Public opinion, however, is fickle. Except in a few instances – such as the public opinion about Richard Nixon over the Watergate scandal, or about Jimmy Carter undermined by the humiliation of American diplomats held hostage by Khomeini’s Iran – public opinion rarely influences the judgment historians reach with sufficient passage of time.
In a recent ranking of American presidents from George Washington to Bill Clinton done for the Federalist Society by 78 scholars of American history, Truman was ranked in the company of the “near great” presidents that included Thomas Jefferson, Theodore Roosevelt, Andrew Jackson, Ronald Reagan, Dwight Eisenhower and Woodrow Wilson. The three “great” presidents in the view of the same group of scholars were George Washington, Abraham Lincoln and Franklin Roosevelt.
I have no doubt that with the passage of time Bush will be viewed in entirely different light.
His presidency was transformed by the events of 9/11 as Bush went from being peace time president to becoming war time leader and commander-in-chief, just as Truman’s presidency was by the onset of the Cold War.
Through two world wars the United States mainland remained untouched by the reach of her enemies until 9/11. Since that September morning over seven years ago the Bush administration kept Americans safe and their homeland secure, and for this remarkable success history will judge Bush far more kindly than his contemporaries.
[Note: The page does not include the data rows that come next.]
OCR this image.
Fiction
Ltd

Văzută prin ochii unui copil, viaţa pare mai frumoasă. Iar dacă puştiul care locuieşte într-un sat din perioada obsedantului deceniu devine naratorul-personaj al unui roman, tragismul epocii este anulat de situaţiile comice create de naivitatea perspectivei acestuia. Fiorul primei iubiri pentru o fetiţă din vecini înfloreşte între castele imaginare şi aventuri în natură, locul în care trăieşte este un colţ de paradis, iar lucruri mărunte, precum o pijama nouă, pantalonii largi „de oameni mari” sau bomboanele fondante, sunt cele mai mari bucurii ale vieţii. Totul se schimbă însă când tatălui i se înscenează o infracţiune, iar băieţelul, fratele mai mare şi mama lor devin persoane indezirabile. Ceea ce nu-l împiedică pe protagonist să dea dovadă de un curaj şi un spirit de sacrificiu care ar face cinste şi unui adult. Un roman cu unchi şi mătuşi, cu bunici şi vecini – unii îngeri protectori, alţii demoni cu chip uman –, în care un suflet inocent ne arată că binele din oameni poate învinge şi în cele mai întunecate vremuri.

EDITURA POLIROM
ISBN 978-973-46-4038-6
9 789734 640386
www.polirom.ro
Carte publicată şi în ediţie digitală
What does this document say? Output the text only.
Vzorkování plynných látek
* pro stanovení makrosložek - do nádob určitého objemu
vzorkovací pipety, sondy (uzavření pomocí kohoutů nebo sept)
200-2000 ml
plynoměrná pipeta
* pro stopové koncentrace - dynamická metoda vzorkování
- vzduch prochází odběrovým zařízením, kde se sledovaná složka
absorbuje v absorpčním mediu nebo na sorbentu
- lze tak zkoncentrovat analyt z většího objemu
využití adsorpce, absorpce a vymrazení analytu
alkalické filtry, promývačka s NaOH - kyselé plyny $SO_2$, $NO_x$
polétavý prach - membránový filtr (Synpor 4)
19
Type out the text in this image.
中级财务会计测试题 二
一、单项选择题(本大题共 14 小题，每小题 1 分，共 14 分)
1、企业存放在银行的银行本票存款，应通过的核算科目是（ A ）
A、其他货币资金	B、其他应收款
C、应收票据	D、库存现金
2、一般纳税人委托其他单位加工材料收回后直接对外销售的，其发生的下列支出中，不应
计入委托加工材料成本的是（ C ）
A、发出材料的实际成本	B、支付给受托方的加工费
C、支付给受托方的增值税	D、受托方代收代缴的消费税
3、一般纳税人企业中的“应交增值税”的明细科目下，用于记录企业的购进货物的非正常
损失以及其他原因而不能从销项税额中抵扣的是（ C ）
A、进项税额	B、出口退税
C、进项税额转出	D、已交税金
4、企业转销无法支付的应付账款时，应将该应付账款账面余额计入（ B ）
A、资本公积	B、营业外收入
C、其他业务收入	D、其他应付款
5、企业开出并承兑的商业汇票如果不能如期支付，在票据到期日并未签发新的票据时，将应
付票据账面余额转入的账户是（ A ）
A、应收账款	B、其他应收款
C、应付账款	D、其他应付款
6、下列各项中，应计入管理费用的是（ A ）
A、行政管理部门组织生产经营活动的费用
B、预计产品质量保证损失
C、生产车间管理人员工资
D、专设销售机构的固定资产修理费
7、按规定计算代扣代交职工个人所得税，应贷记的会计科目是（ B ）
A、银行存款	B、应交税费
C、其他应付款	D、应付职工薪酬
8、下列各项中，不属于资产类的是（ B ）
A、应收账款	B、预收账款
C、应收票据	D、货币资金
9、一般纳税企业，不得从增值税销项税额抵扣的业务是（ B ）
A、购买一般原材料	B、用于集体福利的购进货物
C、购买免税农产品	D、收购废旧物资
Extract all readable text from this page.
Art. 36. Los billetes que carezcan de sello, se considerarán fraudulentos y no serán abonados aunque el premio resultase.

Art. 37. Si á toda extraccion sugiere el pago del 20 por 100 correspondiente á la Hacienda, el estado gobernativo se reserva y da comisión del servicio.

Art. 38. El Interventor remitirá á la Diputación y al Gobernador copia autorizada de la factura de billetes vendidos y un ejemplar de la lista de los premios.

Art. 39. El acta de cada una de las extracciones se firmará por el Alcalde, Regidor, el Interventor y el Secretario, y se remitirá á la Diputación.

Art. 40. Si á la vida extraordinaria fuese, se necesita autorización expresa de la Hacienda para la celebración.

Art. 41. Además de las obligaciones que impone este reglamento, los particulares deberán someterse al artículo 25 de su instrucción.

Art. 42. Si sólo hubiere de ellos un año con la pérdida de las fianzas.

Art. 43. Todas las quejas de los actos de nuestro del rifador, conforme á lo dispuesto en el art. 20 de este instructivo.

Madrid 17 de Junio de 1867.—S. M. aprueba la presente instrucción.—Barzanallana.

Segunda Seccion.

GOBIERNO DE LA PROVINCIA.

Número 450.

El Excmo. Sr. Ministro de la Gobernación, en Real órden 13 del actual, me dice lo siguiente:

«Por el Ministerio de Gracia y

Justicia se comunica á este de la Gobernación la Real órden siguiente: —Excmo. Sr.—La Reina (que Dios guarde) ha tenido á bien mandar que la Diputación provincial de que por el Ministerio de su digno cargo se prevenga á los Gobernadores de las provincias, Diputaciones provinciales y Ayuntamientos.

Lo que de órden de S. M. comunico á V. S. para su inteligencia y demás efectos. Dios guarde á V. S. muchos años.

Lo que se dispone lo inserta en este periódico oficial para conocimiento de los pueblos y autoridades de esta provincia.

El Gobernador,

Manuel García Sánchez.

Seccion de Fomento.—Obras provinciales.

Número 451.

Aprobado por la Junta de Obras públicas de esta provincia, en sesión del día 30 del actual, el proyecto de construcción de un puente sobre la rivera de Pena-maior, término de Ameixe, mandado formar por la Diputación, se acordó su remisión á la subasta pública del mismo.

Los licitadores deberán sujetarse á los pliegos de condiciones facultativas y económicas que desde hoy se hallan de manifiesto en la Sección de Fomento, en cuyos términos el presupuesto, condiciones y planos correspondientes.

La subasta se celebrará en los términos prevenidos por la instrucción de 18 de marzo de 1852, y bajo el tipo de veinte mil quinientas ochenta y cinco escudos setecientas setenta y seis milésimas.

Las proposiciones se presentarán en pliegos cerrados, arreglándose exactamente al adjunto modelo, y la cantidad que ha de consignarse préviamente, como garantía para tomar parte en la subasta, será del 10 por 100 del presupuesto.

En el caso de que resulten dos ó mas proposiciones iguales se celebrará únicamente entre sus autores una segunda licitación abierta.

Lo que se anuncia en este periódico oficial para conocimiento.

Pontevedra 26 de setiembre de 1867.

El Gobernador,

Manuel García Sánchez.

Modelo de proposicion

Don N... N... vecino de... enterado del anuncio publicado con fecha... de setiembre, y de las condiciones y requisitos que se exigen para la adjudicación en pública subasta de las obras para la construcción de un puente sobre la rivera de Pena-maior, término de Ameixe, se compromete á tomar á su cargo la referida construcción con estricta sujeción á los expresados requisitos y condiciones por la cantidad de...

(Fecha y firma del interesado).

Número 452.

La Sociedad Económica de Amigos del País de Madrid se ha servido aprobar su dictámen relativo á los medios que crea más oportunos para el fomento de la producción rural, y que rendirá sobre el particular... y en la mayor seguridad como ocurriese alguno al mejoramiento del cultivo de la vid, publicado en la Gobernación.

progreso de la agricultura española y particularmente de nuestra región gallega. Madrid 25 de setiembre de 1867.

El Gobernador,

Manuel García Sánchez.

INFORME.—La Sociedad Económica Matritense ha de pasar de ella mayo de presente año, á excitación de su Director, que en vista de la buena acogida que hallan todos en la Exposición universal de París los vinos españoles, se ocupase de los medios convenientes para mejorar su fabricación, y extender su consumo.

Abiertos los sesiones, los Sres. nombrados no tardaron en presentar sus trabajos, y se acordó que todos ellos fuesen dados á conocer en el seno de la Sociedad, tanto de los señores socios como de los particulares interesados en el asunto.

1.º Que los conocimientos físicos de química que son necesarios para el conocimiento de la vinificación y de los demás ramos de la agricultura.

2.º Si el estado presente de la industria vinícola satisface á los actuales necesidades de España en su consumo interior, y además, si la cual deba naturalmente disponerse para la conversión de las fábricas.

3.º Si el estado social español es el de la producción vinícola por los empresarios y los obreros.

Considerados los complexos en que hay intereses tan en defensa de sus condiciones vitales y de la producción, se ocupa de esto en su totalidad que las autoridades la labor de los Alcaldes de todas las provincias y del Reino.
It was the Bush policy of regime change in Afghanistan and Iraq following 9/11 with the freedom agenda for the Middle East – with Truman it was the decision to save the Korean peninsula, or at least a part of it, from the Communist takeover – that made for the bitter controversy domestically and abroad.
But long after the critics of Bush have bitten dust and been forgotten, people will be talking about him, as they do about Truman, reflecting upon the consequences of his decision that brought freedom for 50 million people in the Arab-Muslim world. How these people build positively upon their freedom, or squander it, will be a commentary upon them and not Bush.
In bidding Bush adieu I am reminded of John Macmurray, a moral philosopher who taught in the middle years of the last century at the University of Edinburgh. In 1949 he spoke at Queen’s University in Kingston, Ontario, and his lectures were published in a small book titled Conditions of Freedom.
Macmurray asked his audience, “When we profess our faith in freedom we often mean only that we want to be free. What value, what honour is there in such a miserable faith?”
Macmurray answered his own question observing, “To believe in freedom, in any sense worthy of consideration, is to believe in setting other people free. This is to some extent within our power, and it is the greatest service we can render; even if it must be, at times, by the sacrifice of our own.”
Bush will be remembered long past the quarrels of his time in office, as is Truman, Reagan and the three “great” presidents in American history, for serving with courage and conviction the cause of freedom.